Принц-странник
Шрифт:
– Моя дорогая Генриетта, вам действительно следует уступить мне право идти на ужин впереди вас.
– Мать никогда не позволила бы мне этого. Так же, как и королева Анна.
Мадемуазель недовольно скривилась.
– Какая ерунда, – сказала она. – Сколько шума из-за сущих пустяков. Королева придаст слишком большое значение этому вопросу. Ладно, посмотрим, чья возьмет. Заметьте, что я бы совсем иначе смотрела на этот вопрос, будь ваш брат фактическим королем.
– Для французского двора он остается королем.
– В последнее время я начала в этом сомневаться. Но хватит об этом. Веселитесь, Генриетта. Мое бедное дитя,
Мадемуазель оставила Генриетту и вернулась к обязанностям хозяйки.
– Как вам нравится французский двор, мадам?
– Я влюблена во французский двор, – ответила Мэри.
– Он очень отличается от голландского, не правда ли?
– О, разумеется! Возможно, по этой причине я так страстно влюбилась в него.
– Вам не нравится голландский двор?
– Поделюсь с вами своей мечтой, мадемуазель: как только мой брат восстановит свой трон, я перееду жить к нему.
– Ага! И когда же это произойдет?
– Каждую ночь я молю Бога, чтобы это произошло как можно скорее, – сказала Мэри страстно.
– Вы полагаете, что уживетесь с Чарлзом?
– С Чарлзом сможет ужиться любая женщина. В повседневной жизни он очень добросердечный человек.
Генриетта-Мария уловила, что речь идет о сыне, и глаза ее азартно вспыхнули. Мадемуазель, даже находясь в опале, все еще оставалась богатейшей наследницей Европы, а бедняга Чарлз так нуждался в деньгах!
– Ах, – сказала она, – я слышу, вы говорите о бедном короле Англии? Так вы хотите узнать, как у него дела, мадемуазель?
– Ваше величество читает мои мысли, – с холодной усмешкой сказала мадемуазель.
– Он, бедный дурачок, не перестает любить вас, – сказала Генриетта-Мария.
– Но он же истинный мудрец, – сказала мадемуазель, – поскольку не мешает чувству, о котором вы сказали, затмить его интерес к остальным женщинам.
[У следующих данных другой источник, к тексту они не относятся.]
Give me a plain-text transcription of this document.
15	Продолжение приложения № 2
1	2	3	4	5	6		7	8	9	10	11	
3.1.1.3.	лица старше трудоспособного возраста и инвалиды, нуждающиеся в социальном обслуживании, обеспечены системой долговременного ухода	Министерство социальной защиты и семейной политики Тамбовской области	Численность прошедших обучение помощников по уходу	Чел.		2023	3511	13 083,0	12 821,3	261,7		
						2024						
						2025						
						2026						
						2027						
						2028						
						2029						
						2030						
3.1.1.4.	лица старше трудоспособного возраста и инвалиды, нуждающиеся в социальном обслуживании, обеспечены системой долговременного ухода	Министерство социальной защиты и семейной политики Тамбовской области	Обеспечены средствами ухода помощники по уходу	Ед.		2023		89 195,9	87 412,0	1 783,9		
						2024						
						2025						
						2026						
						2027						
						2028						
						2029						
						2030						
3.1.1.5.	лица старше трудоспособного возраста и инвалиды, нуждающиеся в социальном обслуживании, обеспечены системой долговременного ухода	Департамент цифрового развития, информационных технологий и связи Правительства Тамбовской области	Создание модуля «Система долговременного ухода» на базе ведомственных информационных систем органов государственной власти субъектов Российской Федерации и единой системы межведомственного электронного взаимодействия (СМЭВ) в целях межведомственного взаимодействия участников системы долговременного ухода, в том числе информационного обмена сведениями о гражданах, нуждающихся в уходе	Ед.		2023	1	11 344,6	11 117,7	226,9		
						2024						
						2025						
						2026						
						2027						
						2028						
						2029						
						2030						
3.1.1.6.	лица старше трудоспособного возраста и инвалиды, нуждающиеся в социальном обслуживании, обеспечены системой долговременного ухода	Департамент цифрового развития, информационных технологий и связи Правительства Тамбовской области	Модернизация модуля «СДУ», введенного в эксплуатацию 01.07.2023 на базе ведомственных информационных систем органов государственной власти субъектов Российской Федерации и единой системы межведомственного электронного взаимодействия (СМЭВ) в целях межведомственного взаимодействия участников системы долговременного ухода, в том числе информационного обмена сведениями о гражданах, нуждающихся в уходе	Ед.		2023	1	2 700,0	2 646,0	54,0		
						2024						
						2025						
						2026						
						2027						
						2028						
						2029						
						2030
– Он просил меня передать, что сожалеет об обстоятельствах, которые помешали ему перед отъездом из Франции попрощаться с вами. Эх, мадемуазель, если бы вы были замужем, вы бы давно стали хозяйкой собственной судьбы.
– Но и тогда бы король не отказался ни от одной из своих привычек!
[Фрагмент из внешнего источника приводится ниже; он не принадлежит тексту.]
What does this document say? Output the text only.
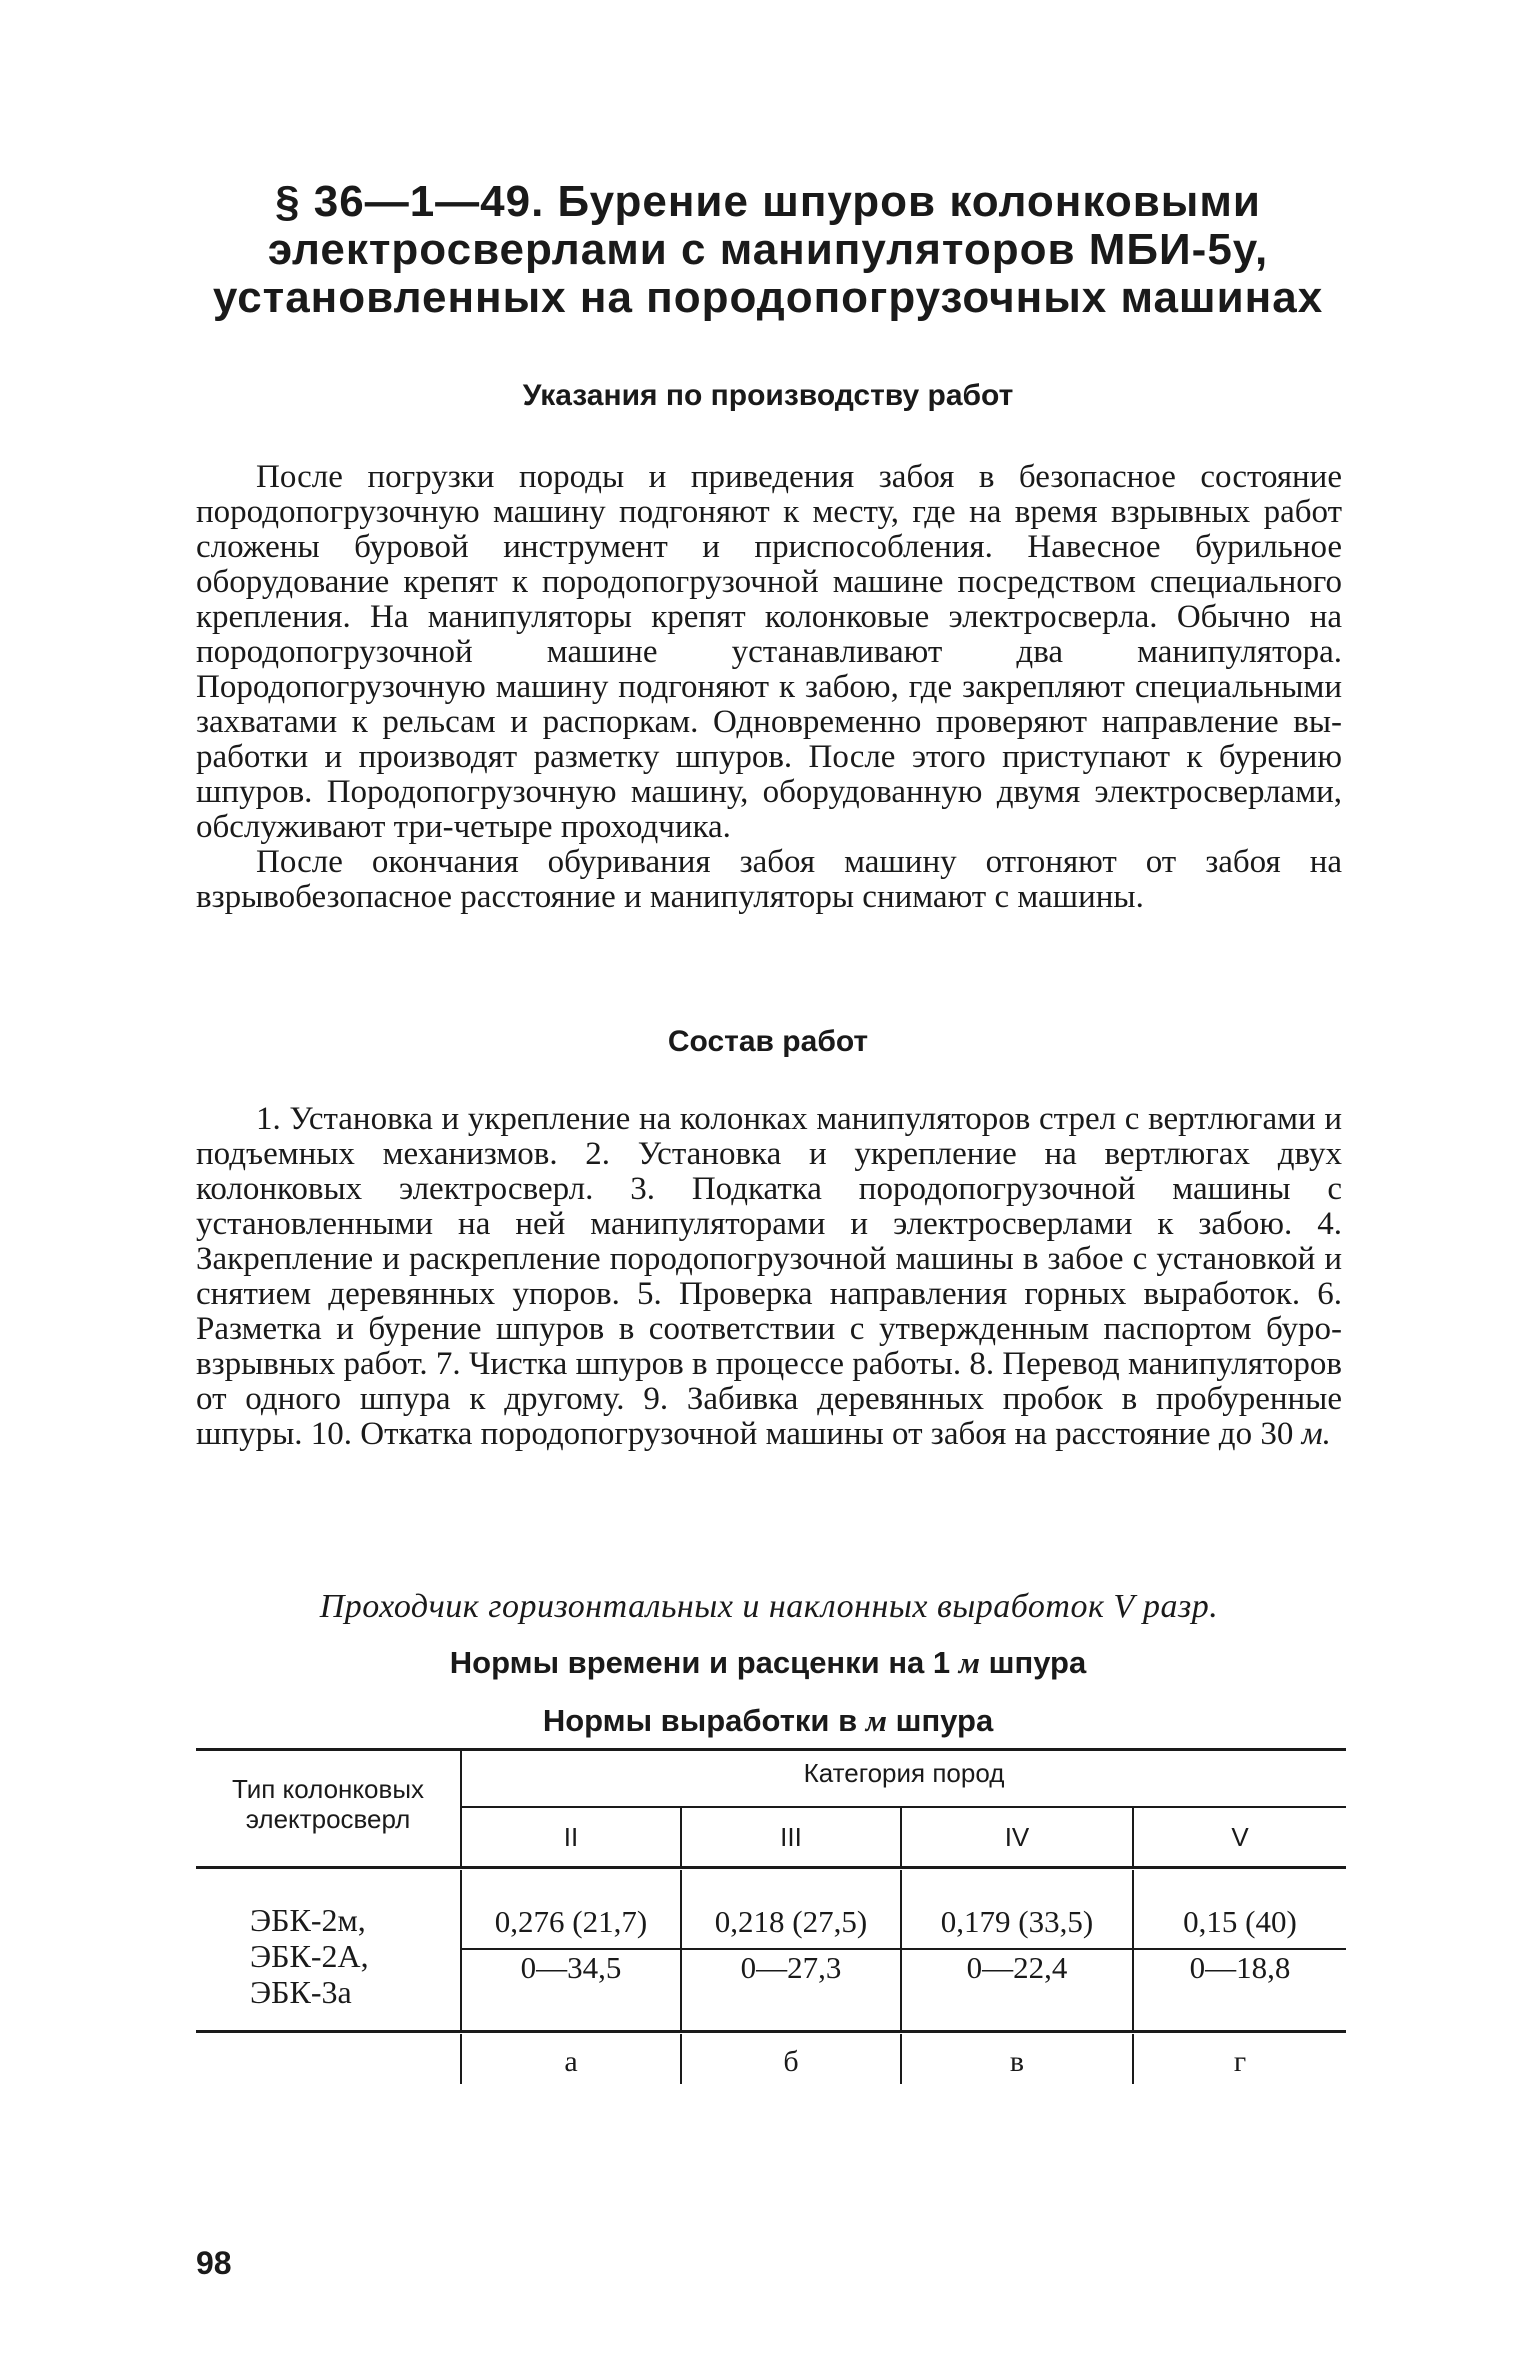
§ 36—1—49. Бурение шпуров колонковыми
электросверлами с манипуляторов МБИ-5у,
установленных на породопогрузочных машинах
Указания по производству работ

После погрузки породы и приведения забоя в безопасное состояние породопогрузочную машину подгоняют к месту, где на время взрывных работ сложены буровой инструмент и приспособления. Навесное бурильное оборудование крепят к породопогрузочной машине посредством специального крепления. На манипуляторы крепят колонковые электросверла. Обычно на породопогрузочной машине устанавливают два манипулятора. Породопогрузочную машину подгоняют к забою, где закрепляют специальными захватами к рельсам и распоркам. Одновременно проверяют направление выработки и производят разметку шпуров. После этого приступают к бурению шпуров. Породопогрузочную машину, оборудованную двумя электросверлами, обслуживают три-четыре проходчика.

После окончания обуривания забоя машину отгоняют от забоя на взрывобезопасное расстояние и манипуляторы снимают с машины.

Состав работ

1. Установка и укрепление на колонках манипуляторов стрел с вертлюгами и подъемных механизмов. 2. Установка и укрепление на вертлюгах двух колонковых электросверл. 3. Подкатка породопогрузочной машины с установленными на ней манипуляторами и электросверлами к забою. 4. Закрепление и раскрепление породопогрузочной машины в забое с установкой и снятием деревянных упоров. 5. Проверка направления горных выработок. 6. Разметка и бурение шпуров в соответствии с утвержденным паспортом буровзрывных работ. 7. Чистка шпуров в процессе работы. 8. Перевод манипуляторов от одного шпура к другому. 9. Забивка деревянных пробок в пробуренные шпуры. 10. Откатка породопогрузочной машины от забоя на расстояние до 30 м.

Проходчик горизонтальных и наклонных выработок V разр.
Нормы времени и расценки на 1 м шпура
Нормы выработки в м шпура
Тип колонковых
электросверл
Категория пород
II	III	IV	V
ЭБК-2м,
ЭБК-2А,
ЭБК-3а
0,276 (21,7)	0,218 (27,5)	0,179 (33,5)	0,15 (40)
0—34,5	0—27,3	0—22,4	0—18,8
а	б	в	г
98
– Вы бы делали все, что пожелаете. Его сестра, кажется, только что говорила вам о его мягком, сердечном характере. С ним просто невозможно поссориться!
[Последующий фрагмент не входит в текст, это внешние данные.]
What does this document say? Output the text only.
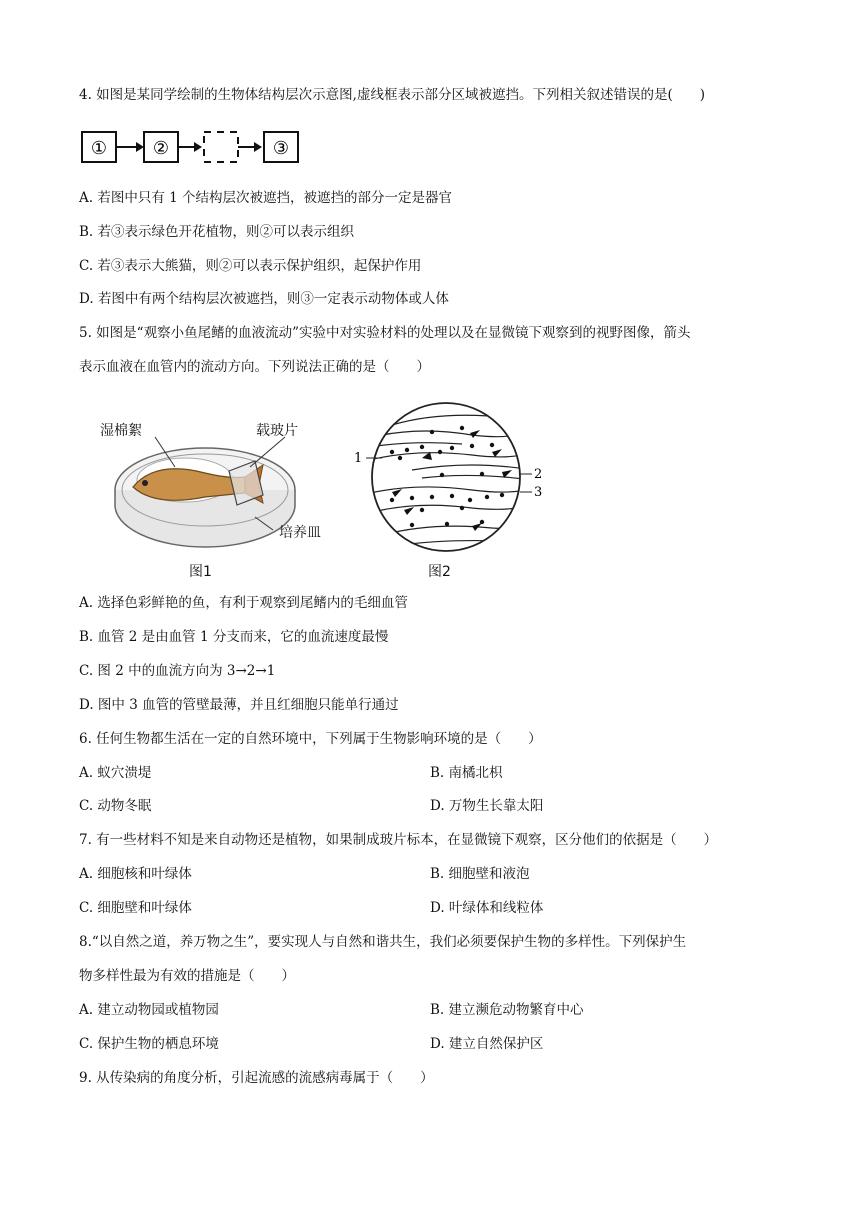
4. 如图是某同学绘制的生物体结构层次示意图,虚线框表示部分区域被遮挡。下列相关叙述错误的是(　　)
①	②	③
A. 若图中只有 1 个结构层次被遮挡，被遮挡的部分一定是器官
B. 若③表示绿色开花植物，则②可以表示组织
C. 若③表示大熊猫，则②可以表示保护组织，起保护作用
D. 若图中有两个结构层次被遮挡，则③一定表示动物体或人体
5. 如图是“观察小鱼尾鳍的血液流动”实验中对实验材料的处理以及在显微镜下观察到的视野图像，箭头
表示血液在血管内的流动方向。下列说法正确的是（　　）
湿棉絮	载玻片
培养皿
图1
1
2
3
图2
A. 选择色彩鲜艳的鱼，有利于观察到尾鳍内的毛细血管
B. 血管 2 是由血管 1 分支而来，它的血流速度最慢
C. 图 2 中的血流方向为 3→2→1
D. 图中 3 血管的管壁最薄，并且红细胞只能单行通过
6. 任何生物都生活在一定的自然环境中，下列属于生物影响环境的是（　　）
A. 蚁穴溃堤	B. 南橘北枳
C. 动物冬眠	D. 万物生长靠太阳
7. 有一些材料不知是来自动物还是植物，如果制成玻片标本，在显微镜下观察，区分他们的依据是（　　）
A. 细胞核和叶绿体	B. 细胞壁和液泡
C. 细胞壁和叶绿体	D. 叶绿体和线粒体
8.“以自然之道，养万物之生”，要实现人与自然和谐共生，我们必须要保护生物的多样性。下列保护生
物多样性最为有效的措施是（　　）
A. 建立动物园或植物园	B. 建立濒危动物繁育中心
C. 保护生物的栖息环境	D. 建立自然保护区
9. 从传染病的角度分析，引起流感的流感病毒属于（　　）
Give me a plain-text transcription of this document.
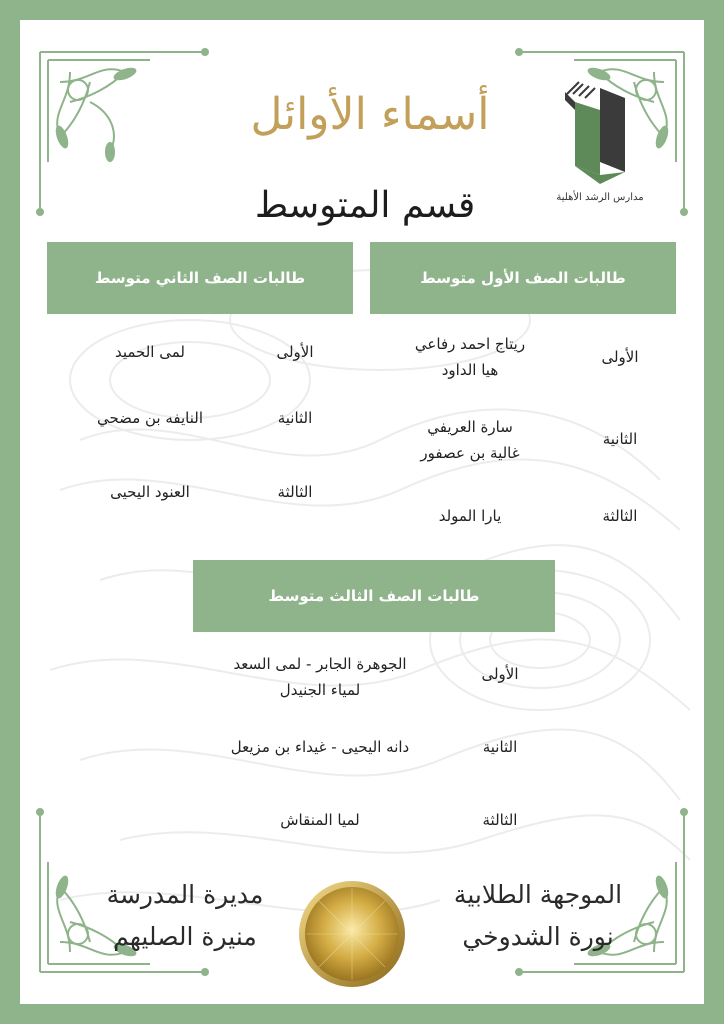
مدارس الرشد الأهلية
أسماء الأوائل
قسم المتوسط
طالبات الصف الأول متوسط
طالبات الصف الثاني متوسط
الأولى
ريتاج احمد رفاعي
هيا الداود
الثانية
سارة العريفي
غالية بن عصفور
الثالثة
يارا المولد
الأولى
لمى الحميد
الثانية
النايفه بن مضحي
الثالثة
العنود اليحيى
طالبات الصف الثالث متوسط
الأولى
الجوهرة الجابر - لمى السعد
لمياء الجنيدل
الثانية
دانه اليحيى - غيداء بن مزيعل
الثالثة
لميا المنقاش
الموجهة الطلابية
نورة الشدوخي
مديرة المدرسة
منيرة الصليهم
– Значит, вы, мадам, достигли невозможного!
– Это потому, что он переживает из-за нашей ссоры. Если вы выйдете за него замуж, к нему вернется его обычное настроение и он помирится со мной.
– Если король не может найти общий язык с вами, мадам, вряд ли он сможет найти его со мной.
Сверкающие глаза мадемуазель устремились на Людовика, который начинал танцы. Генриетта-Мария проследила за ее взглядом. Она с трудом сдержала раздражение. Это же просто смешно! Мадемуазель была старше короля Франции на одиннадцать лет! То ли дело ее Генриетта!..
Генриетта-Мария поняла, что придется отложить в долгий ящик свое заветное желание – женить Чарлза на мадемуазель, как застопорились ее мечты в отношении Генриетты и Людовика. Зато рядом была Мэри, ее старшая дочь, такая же дружелюбная, как и ее брат, стремящаяся во всем жить в согласии с родными. Каждый день дочь посещала англиканскую церковь, но, может быть, Генриетте-Марии удастся спасти для будущей жизни еще одну заблудшую душу?
– Доченька,
Мэри усмехнулась. Чарлз не ошибался в отношении матери, подумала она. Она была безупречной матерью до того момента, когда дети подчинялись ей. Но, твердо подумала Мэри, меня ей обратить в католичество не удастся.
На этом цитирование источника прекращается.